Introduction to ZeRO
ZeRO (Zero Redundancy Optimizer) is a memory optimization strategy that eliminates redundancy across GPUs, allowing for the training of larger models on the same hardware. In this article, we will explore how ZeRO works and its benefits.
Understanding ZeRO
ZeRO has three levels: ZeRO-1, ZeRO-2, and ZeRO-3. ZeRO-1 partitions only optimizer states, while ZeRO-2 partitions both optimizer states and gradients. ZeRO-3 partitions optimizer states, gradients, and model parameters.
Memory Problem in DDP
In Distributed Data Parallelism (DDP), every GPU holds a complete copy of the model parameters, gradients, and optimizer states. This redundancy becomes a significant waste of precious VRAM for large models.
For example, a 7B-parameter model using Adam and FP32 would require 112 GB of memory per GPU in DDP. ZeRO helps reduce this memory usage by partitioning the optimizer states, gradients, and model parameters across GPUs.
How ZeRO Works
Let’s take a look at how ZeRO-1 and ZeRO-2 work. In ZeRO-1, each GPU holds the full model parameters and gradients but only stores 1/N of the optimizer states. In ZeRO-2, both optimizer states and gradients are partitioned.

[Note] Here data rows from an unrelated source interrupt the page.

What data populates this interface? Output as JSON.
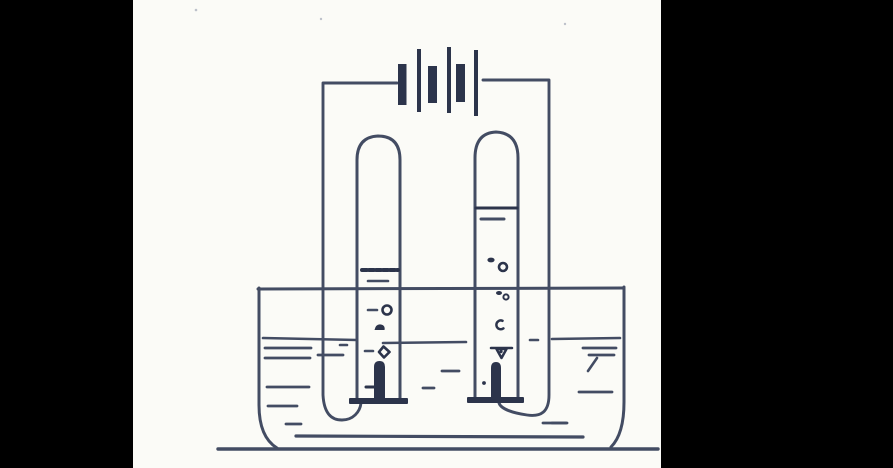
{
  "colors": {
    "background": "#000000",
    "paper": "#fbfbf7",
    "ink": "#434c63",
    "ink_dark": "#2c344b",
    "ink_light": "#8b92a6"
  },
  "diagram": {
    "kind": "hand-drawn line sketch of a water electrolysis apparatus",
    "components": [
      "battery-of-three-cells",
      "connecting-wire-left",
      "connecting-wire-right",
      "inverted-gas-tube-left",
      "inverted-gas-tube-right",
      "gas-level-line-left",
      "gas-level-line-right",
      "electrode-left-on-stand",
      "electrode-right-on-stand",
      "gas-bubbles",
      "water-trough",
      "water-surface-line",
      "water-shading-dashes",
      "ground-line"
    ],
    "observations": {
      "battery_plates": "three thick short plates alternating with three thin tall plates",
      "gas_volume_ratio_left_to_right": "approximately 2:1",
      "bubbles_rising": "both tubes show small bubbles above each electrode"
    }
  }
}
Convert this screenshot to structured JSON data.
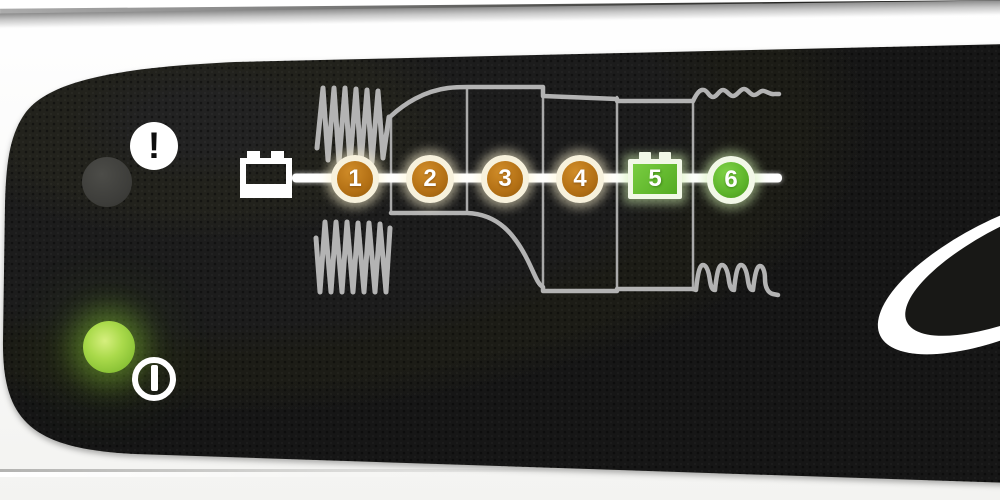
{
  "device": {
    "panel_color": "#1a1a18",
    "housing_color": "#f6f6f4",
    "waveform_color": "#b3b3b3",
    "timeline_color": "#ffffff"
  },
  "indicators": {
    "warning": {
      "symbol": "!",
      "led_state": "off",
      "led_color": "#3d3d3a"
    },
    "power": {
      "symbol": "power",
      "led_state": "on",
      "led_color": "#9ed143"
    }
  },
  "stages": [
    {
      "label": "1",
      "shape": "circle",
      "color": "#b26f14",
      "state": "lit-orange"
    },
    {
      "label": "2",
      "shape": "circle",
      "color": "#b26f14",
      "state": "lit-orange"
    },
    {
      "label": "3",
      "shape": "circle",
      "color": "#b26f14",
      "state": "lit-orange"
    },
    {
      "label": "4",
      "shape": "circle",
      "color": "#b26f14",
      "state": "lit-orange"
    },
    {
      "label": "5",
      "shape": "battery",
      "color": "#5cb32a",
      "state": "lit-green"
    },
    {
      "label": "6",
      "shape": "circle",
      "color": "#5cb32a",
      "state": "lit-green"
    }
  ],
  "diagram": {
    "start_icon": "battery",
    "top_curve_segments": [
      "dense-zigzag",
      "rising-curve",
      "flat-high",
      "step-down-slope",
      "flat",
      "small-wave"
    ],
    "bottom_curve_segments": [
      "dense-zigzag",
      "flat-high",
      "falling-curve",
      "flat-low",
      "flat-low",
      "pulse-spikes"
    ]
  },
  "logo": {
    "shape": "white-ellipse-swoosh"
  }
}
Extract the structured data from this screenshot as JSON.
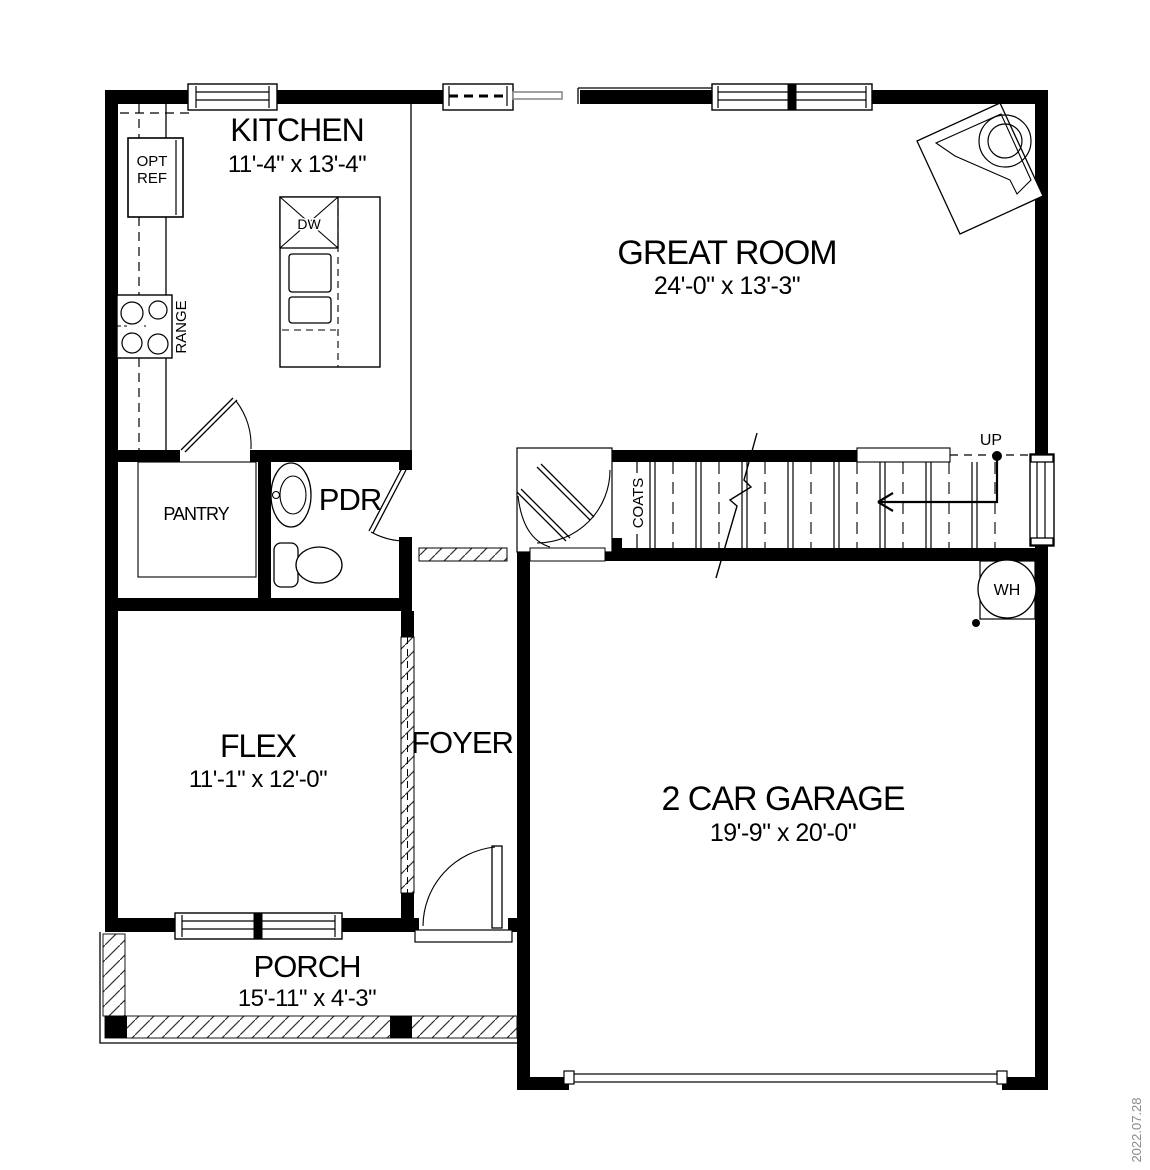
{
  "plan": {
    "date_stamp": "2022.07.28",
    "rooms": {
      "kitchen": {
        "name": "KITCHEN",
        "dims": "11'-4\" x 13'-4\""
      },
      "great_room": {
        "name": "GREAT ROOM",
        "dims": "24'-0\" x 13'-3\""
      },
      "flex": {
        "name": "FLEX",
        "dims": "11'-1\" x 12'-0\""
      },
      "foyer": {
        "name": "FOYER"
      },
      "garage": {
        "name": "2 CAR GARAGE",
        "dims": "19'-9\" x 20'-0\""
      },
      "porch": {
        "name": "PORCH",
        "dims": "15'-11\" x 4'-3\""
      },
      "pantry": {
        "name": "PANTRY"
      },
      "powder_room": {
        "name": "PDR"
      }
    },
    "fixtures": {
      "opt_ref_line1": "OPT",
      "opt_ref_line2": "REF",
      "range": "RANGE",
      "dishwasher": "DW",
      "water_heater": "WH",
      "coats_closet": "COATS",
      "stairs_up": "UP"
    },
    "colors": {
      "line": "#000000",
      "muted_gray": "#8a8a8a"
    }
  }
}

ZeRO-2 uses reduce-scatter to give each GPU only the gradients it needs, saving both memory and communication bandwidth. This results in significant memory savings, making it possible to train larger models on the same hardware.
Benefits of ZeRO
ZeRO offers several benefits, including reduced memory usage, improved scalability, and increased efficiency. By eliminating redundancy across GPUs, ZeRO enables the training of larger models, making it an essential tool for distributed AI.